Most shockingly, Ms Wilcockson says she suspected she had a brain tumour in her early 20s and has since learned it could have began growing when she was just six years old.

“I had a feeling I had a brain tumour for many years. I started telling my parents in about my early 20s,” she said.

“Nothing major happened to me but I can remember when I was a child getting up at night and I'd just go the toilet and be sick and then I'd get back in bed. That happened quite a few times to me a few months apart. I was about ten.”

Ms Wilcockson said her symptoms worsened in the last two years.

Pictured is the single mum after doctors were able to remove 80 percent of the tumour from her brain. Source: Kennedy News
Doctors were able to remove 80 percent of the tumour from her brain. Source: Kennedy News

“I'd been down - the tumour must have affected my speech and my emotions.
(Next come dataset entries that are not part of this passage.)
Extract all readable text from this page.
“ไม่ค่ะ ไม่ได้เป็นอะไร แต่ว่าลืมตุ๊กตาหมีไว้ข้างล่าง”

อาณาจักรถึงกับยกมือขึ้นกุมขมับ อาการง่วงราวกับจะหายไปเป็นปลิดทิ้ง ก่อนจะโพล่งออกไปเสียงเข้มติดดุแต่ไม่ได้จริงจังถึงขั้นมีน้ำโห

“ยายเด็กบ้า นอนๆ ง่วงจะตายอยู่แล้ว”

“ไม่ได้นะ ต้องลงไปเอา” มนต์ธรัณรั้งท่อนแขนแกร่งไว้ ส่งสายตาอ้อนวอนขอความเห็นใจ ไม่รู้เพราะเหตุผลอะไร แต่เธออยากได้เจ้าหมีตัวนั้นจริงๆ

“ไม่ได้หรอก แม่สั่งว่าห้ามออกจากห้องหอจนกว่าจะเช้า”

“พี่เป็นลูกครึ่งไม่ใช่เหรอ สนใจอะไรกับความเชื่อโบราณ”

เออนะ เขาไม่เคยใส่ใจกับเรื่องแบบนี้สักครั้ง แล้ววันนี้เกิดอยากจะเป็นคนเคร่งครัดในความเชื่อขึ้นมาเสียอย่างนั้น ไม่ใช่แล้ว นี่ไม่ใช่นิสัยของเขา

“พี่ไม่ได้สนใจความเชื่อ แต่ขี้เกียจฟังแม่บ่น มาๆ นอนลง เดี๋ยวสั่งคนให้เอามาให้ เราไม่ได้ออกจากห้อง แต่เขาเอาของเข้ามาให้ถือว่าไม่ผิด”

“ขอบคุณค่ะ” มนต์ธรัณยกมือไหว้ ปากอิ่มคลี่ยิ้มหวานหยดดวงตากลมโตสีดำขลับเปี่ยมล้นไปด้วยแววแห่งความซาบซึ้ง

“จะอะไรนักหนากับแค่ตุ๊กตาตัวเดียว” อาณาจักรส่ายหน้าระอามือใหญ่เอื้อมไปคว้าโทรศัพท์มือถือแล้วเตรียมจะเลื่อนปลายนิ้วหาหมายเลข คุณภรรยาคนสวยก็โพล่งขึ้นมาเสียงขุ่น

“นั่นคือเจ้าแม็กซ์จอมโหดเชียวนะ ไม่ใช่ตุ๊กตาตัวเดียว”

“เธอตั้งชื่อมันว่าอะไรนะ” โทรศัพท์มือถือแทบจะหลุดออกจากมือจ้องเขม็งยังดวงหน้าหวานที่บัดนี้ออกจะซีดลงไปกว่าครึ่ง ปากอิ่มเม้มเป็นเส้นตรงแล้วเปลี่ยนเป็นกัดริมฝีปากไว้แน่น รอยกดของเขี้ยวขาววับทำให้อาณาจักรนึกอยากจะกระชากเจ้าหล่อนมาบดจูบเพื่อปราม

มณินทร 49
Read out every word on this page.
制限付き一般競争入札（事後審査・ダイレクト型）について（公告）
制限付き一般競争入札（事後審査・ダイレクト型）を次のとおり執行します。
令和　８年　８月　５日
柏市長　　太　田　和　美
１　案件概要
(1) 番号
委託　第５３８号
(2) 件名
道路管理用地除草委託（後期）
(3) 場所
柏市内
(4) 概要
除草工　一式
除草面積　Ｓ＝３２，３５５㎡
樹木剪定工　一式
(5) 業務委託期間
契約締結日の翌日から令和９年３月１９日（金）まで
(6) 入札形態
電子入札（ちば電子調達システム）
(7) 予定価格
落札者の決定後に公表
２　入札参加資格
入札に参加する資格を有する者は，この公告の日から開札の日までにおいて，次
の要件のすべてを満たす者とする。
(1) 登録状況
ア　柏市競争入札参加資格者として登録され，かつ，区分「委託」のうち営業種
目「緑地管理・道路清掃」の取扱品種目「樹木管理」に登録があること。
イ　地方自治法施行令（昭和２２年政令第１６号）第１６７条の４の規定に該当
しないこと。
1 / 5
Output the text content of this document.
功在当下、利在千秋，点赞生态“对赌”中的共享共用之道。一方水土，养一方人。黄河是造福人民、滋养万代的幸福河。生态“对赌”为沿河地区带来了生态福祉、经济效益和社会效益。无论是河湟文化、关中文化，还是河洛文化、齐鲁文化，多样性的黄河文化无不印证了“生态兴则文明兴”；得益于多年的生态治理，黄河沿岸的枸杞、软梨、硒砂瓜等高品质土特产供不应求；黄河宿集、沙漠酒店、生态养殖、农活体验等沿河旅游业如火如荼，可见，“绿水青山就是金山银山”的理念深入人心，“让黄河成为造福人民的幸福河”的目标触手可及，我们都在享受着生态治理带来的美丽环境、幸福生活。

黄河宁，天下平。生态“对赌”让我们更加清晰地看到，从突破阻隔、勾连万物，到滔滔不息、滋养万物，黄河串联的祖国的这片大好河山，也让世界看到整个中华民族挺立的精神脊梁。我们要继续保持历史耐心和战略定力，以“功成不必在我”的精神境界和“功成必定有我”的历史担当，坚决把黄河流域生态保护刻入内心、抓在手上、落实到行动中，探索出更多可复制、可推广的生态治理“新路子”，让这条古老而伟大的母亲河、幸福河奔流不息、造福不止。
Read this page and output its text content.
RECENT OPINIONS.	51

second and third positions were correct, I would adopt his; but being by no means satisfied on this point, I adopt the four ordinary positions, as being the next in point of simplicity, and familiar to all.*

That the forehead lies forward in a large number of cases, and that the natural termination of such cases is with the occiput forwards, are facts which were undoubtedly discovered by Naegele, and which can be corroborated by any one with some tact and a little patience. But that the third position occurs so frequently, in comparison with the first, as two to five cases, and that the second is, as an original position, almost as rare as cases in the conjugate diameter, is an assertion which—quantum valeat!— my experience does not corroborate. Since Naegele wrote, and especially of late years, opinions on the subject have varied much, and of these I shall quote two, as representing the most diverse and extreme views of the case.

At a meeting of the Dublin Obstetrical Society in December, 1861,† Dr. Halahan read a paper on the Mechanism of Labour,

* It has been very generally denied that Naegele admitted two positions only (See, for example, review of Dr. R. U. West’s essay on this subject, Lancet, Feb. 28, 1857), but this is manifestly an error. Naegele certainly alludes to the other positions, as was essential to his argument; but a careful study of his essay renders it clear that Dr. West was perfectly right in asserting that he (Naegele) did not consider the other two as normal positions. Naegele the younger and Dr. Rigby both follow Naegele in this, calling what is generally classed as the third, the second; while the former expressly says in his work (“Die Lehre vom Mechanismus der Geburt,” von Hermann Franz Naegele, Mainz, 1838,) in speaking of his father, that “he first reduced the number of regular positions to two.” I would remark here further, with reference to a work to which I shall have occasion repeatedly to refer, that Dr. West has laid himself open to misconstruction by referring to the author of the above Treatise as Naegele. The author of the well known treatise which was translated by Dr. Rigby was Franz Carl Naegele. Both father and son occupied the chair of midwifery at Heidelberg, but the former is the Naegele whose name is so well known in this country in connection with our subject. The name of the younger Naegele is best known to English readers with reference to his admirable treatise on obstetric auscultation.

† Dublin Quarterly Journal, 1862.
My mum said to my sister 'there's something not right with Catherine’,” she said.

The mum is now calling on patients and doctors “to be more aware” after she realised that her symptoms matched those of common mental illnesses.

“I watched videos about how people [with mental illnesses such as derealisation and panic attacks] felt and it totally matched how I felt,” she said.

“After what I've been through with [the misdiagnosis], I'd advise others to get somebody to obviously fully investigate into how they're feeling because you only get one brain.”

Matthew Price, Brain Tumour Research community fundraising manager for the north of England, said less than 20 percent of people diagnosed with a brain tumour survive beyond five years compared with an average of 50 percent across all cancers.

“We cannot allow this desperate situation to continue,” he said.